Michaël Gonin a publié deux articles cette année sur le sujet. Il y discute d’une part la question du sens du travail et d’autre part le lien entre ce possible sens du travail et les scandales éthiques du monde des affaires.
Si Dieu s’intéresse à tous les croyants (pas seulement les moines), et s’il s’intéresse à l’entier de leur vie (pas seulement leur vie « spirituelle »), alors il s’intéresse à leur tâches quotidiennes à la maison, aux champs, au travail etc.
De plus, Dieu ordonne de travailler 6 jours… donc le travail est une tâche spirituelle, une obéissance à un commandement de Dieu.
En faisant du travail une activité sociale et spirituelle autant qu’économique, les Réformateurs font deux contributions fondamentales.
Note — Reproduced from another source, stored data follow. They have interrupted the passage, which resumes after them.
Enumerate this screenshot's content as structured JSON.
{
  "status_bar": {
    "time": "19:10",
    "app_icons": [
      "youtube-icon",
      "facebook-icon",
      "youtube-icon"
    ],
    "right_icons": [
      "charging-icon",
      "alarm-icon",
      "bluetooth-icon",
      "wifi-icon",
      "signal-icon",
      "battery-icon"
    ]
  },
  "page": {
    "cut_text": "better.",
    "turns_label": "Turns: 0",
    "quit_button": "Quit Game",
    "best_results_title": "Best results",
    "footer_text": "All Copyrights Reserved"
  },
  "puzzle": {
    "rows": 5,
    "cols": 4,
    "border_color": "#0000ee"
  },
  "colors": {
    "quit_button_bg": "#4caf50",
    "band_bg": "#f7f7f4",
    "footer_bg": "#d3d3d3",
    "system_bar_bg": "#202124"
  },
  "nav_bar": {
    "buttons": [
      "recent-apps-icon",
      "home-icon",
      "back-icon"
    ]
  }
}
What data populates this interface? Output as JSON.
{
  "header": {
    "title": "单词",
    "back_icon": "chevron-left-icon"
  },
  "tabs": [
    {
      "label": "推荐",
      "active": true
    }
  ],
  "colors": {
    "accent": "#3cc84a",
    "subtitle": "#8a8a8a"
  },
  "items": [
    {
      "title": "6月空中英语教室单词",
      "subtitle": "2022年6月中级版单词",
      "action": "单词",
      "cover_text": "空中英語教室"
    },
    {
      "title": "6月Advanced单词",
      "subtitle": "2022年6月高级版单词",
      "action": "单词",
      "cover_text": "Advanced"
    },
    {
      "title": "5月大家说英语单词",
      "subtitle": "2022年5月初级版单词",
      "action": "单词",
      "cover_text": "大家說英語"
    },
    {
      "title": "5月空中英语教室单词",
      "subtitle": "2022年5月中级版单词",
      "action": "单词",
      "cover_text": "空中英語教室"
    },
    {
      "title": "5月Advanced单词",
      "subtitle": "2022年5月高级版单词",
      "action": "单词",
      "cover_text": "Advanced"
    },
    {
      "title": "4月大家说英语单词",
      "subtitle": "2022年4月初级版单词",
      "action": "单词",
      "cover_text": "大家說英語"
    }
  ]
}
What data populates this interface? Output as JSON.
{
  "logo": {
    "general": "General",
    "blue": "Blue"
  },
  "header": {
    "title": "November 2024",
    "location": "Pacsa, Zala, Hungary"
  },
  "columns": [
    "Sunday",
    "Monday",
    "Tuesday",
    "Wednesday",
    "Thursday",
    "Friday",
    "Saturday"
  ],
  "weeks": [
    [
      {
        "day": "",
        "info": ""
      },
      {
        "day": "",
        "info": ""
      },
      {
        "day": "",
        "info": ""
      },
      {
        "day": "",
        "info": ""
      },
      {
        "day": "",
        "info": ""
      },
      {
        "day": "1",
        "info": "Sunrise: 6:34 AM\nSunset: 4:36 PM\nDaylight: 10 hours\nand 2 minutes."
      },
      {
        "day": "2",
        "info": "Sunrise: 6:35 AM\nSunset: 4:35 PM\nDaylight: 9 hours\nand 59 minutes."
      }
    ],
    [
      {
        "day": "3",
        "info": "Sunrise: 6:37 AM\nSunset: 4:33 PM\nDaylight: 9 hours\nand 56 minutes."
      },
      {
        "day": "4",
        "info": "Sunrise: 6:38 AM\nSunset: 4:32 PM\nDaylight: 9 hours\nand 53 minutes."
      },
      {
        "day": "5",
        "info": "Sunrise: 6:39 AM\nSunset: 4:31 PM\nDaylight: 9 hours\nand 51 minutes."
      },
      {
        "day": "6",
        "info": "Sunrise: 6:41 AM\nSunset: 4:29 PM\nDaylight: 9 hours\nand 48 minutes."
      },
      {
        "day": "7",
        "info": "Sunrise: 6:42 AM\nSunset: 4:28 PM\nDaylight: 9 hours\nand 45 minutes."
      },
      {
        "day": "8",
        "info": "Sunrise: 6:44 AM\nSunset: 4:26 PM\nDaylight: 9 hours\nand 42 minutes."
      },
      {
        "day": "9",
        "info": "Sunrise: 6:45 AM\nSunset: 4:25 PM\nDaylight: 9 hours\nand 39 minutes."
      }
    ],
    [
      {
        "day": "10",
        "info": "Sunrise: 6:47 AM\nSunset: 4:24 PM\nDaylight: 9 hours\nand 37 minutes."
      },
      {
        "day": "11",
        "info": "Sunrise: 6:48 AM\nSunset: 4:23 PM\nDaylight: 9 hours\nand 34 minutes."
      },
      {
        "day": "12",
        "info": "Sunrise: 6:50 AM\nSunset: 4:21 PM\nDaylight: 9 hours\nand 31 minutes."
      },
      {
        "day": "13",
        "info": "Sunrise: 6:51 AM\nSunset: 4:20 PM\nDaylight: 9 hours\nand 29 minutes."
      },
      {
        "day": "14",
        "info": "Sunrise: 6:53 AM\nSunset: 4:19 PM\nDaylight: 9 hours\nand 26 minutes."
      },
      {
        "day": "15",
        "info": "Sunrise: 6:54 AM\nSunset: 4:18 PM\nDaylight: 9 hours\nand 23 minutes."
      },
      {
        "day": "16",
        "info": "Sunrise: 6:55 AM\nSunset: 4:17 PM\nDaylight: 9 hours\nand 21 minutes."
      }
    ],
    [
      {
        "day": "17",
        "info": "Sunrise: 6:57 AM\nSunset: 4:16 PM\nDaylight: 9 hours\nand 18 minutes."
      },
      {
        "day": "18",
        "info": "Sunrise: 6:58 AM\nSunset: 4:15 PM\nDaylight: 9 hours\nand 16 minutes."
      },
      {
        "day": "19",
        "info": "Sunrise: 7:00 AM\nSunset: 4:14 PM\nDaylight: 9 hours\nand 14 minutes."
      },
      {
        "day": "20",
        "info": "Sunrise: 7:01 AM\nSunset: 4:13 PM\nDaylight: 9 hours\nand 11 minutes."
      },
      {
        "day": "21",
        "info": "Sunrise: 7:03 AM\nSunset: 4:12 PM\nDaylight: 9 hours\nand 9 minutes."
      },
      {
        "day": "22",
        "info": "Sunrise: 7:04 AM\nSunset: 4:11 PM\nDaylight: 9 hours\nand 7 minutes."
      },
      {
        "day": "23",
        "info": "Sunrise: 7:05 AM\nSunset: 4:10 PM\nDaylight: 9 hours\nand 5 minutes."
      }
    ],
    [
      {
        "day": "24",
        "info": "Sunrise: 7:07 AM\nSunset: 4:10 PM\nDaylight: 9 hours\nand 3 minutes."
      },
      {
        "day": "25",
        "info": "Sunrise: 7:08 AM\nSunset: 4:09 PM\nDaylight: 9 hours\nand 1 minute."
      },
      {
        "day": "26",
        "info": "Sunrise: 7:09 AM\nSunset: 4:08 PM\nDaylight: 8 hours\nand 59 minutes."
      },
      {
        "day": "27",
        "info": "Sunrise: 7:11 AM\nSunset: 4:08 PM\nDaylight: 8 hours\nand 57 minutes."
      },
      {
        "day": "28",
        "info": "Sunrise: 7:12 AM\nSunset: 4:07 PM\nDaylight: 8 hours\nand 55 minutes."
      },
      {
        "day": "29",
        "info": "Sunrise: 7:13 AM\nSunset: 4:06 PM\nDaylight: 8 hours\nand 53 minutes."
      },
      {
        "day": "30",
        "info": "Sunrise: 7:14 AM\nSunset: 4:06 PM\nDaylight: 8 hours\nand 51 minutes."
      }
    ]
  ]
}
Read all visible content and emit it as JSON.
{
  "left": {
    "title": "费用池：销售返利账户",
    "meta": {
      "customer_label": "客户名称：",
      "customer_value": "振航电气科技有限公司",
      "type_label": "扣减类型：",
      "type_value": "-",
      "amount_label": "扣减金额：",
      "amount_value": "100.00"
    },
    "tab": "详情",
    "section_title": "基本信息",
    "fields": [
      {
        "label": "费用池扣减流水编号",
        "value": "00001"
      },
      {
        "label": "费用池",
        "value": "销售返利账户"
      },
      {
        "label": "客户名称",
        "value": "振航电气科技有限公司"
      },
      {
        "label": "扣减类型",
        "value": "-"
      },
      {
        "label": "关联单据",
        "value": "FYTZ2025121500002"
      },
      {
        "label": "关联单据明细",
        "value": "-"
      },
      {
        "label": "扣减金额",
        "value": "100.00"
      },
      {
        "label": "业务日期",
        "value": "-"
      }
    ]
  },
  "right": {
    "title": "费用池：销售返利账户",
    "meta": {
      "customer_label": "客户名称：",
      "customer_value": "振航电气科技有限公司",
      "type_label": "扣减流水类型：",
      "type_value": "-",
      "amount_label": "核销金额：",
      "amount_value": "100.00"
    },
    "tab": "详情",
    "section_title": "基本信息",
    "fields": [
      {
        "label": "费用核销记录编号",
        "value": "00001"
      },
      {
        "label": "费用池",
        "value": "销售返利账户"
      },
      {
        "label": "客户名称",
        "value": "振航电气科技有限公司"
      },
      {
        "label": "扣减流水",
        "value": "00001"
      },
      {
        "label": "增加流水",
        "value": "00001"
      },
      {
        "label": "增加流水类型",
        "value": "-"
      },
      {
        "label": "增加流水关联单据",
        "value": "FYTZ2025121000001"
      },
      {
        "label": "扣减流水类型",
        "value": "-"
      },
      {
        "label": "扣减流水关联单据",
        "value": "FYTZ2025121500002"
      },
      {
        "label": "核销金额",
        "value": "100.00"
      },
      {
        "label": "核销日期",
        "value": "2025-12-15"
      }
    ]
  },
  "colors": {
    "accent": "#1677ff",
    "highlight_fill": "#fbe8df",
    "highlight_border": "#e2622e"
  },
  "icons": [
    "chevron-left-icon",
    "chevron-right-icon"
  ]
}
Premièrement, le travail reçoit un objectif et une valeur qui transcendent sa logique économique; par conséquent, les critères pour définir un « bon travail » doivent être définis pas uniquement par le raisonnement économique, mais aussi par le souci de l’amour du prochain et de l’ordre divin pour l’humain et la création. L’éthique des affaires trouve un ancrage et une autorité puissante, hors du cercle économique, pour légitimer ou condamner certaines pratiques économiques: « Si tu trouves une œuvre par laquelle tu serves Dieu ou ses Saints ou toi-même – mais pas ton prochain – sache qu’une telle œuvre n’est pas bonne » (Luther, Evangile pour le 1er dimanche de l’Avent, Adventspostile, WA, vol. 10I. 2, p. 41.).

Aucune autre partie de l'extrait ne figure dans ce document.